You may report each excision separately, and you may also report free skin grafts (15000-15261) if the physician uses a graft to close the wound or donor site.

For example, the physician removes both a coccygeal pressure ulcer and a sacral pressure ulcer with ostectomy. Report 15920 and 15935. In addition, the physician uses a full-thickness graft to close the sacral pressure ulcer excision. Therefore, you may report, for instance, 15200 (Full-thickness graft, free, including direct closure of donor site, trunk; 20 sq cm or less).

If you don't think the physician's documentation will support a code from the 15920-15999 range, you could select 11000 (Debridement of extensive eczematous or infected skin; up to 10% of body surface).
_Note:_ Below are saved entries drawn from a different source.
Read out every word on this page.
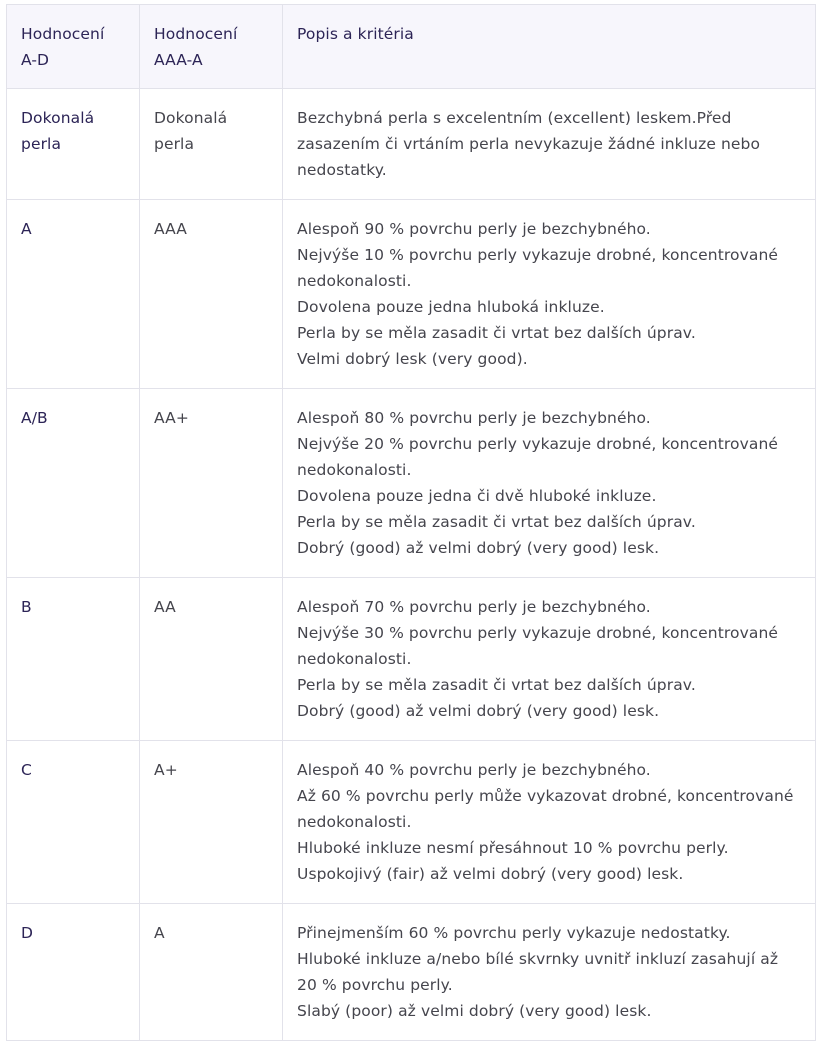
Hodnocení A-D	Hodnocení AAA-A	Popis a kritéria
Dokonalá perla	Dokonalá perla	Bezchybná perla s excelentním (excellent) leskem.Před zasazením či vrtáním perla nevykazuje žádné inkluze nebo nedostatky.

A	AAA	Alespoň 90 % povrchu perly je bezchybného.
Nejvýše 10 % povrchu perly vykazuje drobné, koncentrované nedokonalosti.
Dovolena pouze jedna hluboká inkluze.
Perla by se měla zasadit či vrtat bez dalších úprav.
Velmi dobrý lesk (very good).

A/B	AA+	Alespoň 80 % povrchu perly je bezchybného.
Nejvýše 20 % povrchu perly vykazuje drobné, koncentrované nedokonalosti.
Dovolena pouze jedna či dvě hluboké inkluze.
Perla by se měla zasadit či vrtat bez dalších úprav.
Dobrý (good) až velmi dobrý (very good) lesk.

B	AA	Alespoň 70 % povrchu perly je bezchybného.
Nejvýše 30 % povrchu perly vykazuje drobné, koncentrované nedokonalosti.
Perla by se měla zasadit či vrtat bez dalších úprav.
Dobrý (good) až velmi dobrý (very good) lesk.

C	A+	Alespoň 40 % povrchu perly je bezchybného.
Až 60 % povrchu perly může vykazovat drobné, koncentrované nedokonalosti.
Hluboké inkluze nesmí přesáhnout 10 % povrchu perly.
Uspokojivý (fair) až velmi dobrý (very good) lesk.

D	A	Přinejmenším 60 % povrchu perly vykazuje nedostatky.
Hluboké inkluze a/nebo bílé skvrnky uvnitř inkluzí zasahují až 20 % povrchu perly.
Slabý (poor) až velmi dobrý (very good) lesk.
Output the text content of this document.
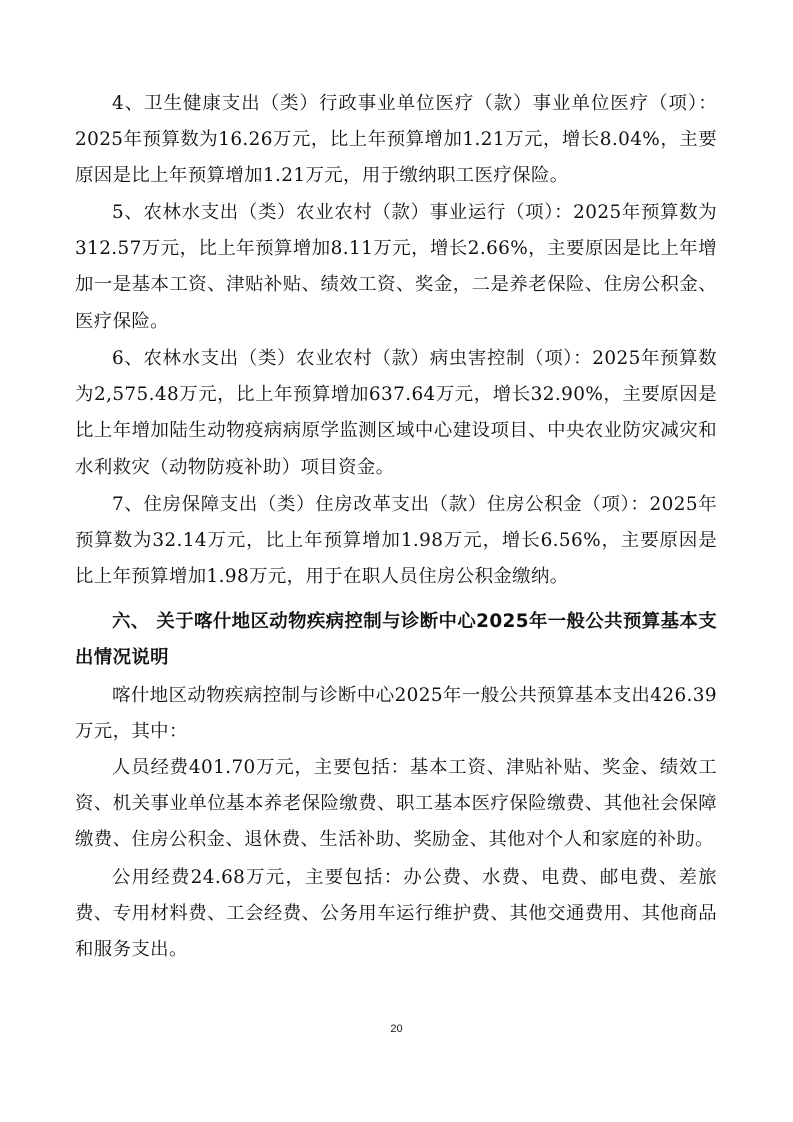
4、卫生健康支出（类）行政事业单位医疗（款）事业单位医疗（项）：2025年预算数为16.26万元，比上年预算增加1.21万元，增长8.04%，主要原因是比上年预算增加1.21万元，用于缴纳职工医疗保险。

5、农林水支出（类）农业农村（款）事业运行（项）：2025年预算数为312.57万元，比上年预算增加8.11万元，增长2.66%，主要原因是比上年增加一是基本工资、津贴补贴、绩效工资、奖金，二是养老保险、住房公积金、医疗保险。

6、农林水支出（类）农业农村（款）病虫害控制（项）：2025年预算数为2,575.48万元，比上年预算增加637.64万元，增长32.90%，主要原因是比上年增加陆生动物疫病病原学监测区域中心建设项目、中央农业防灾减灾和水利救灾（动物防疫补助）项目资金。

7、住房保障支出（类）住房改革支出（款）住房公积金（项）：2025年预算数为32.14万元，比上年预算增加1.98万元，增长6.56%，主要原因是比上年预算增加1.98万元，用于在职人员住房公积金缴纳。

六、 关于喀什地区动物疾病控制与诊断中心2025年一般公共预算基本支出情况说明

喀什地区动物疾病控制与诊断中心2025年一般公共预算基本支出426.39万元，其中：

人员经费401.70万元，主要包括：基本工资、津贴补贴、奖金、绩效工资、机关事业单位基本养老保险缴费、职工基本医疗保险缴费、其他社会保障缴费、住房公积金、退休费、生活补助、奖励金、其他对个人和家庭的补助。

公用经费24.68万元，主要包括：办公费、水费、电费、邮电费、差旅费、专用材料费、工会经费、公务用车运行维护费、其他交通费用、其他商品和服务支出。

20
In this case, you cannot code the sites separately because 11000's descriptor specifies a certain percentage of body surface. Rather, you should add the total surface area of the two sites together to get the appropriate percentage. Based on that total area, you would report 11000, and add-on code +11001 (... each additional 10% of the body surface [list separately in addition to code for primary procedure]) if the physician debrides a total area greater than 10 percent.

If the infected decubiti extend deeper than the skin or if debridement involves more than just skin, you might also report a code from the 11040-11044 series (Debridement; skin, partial/full thickness, subcutaneous tissue, muscle and bone).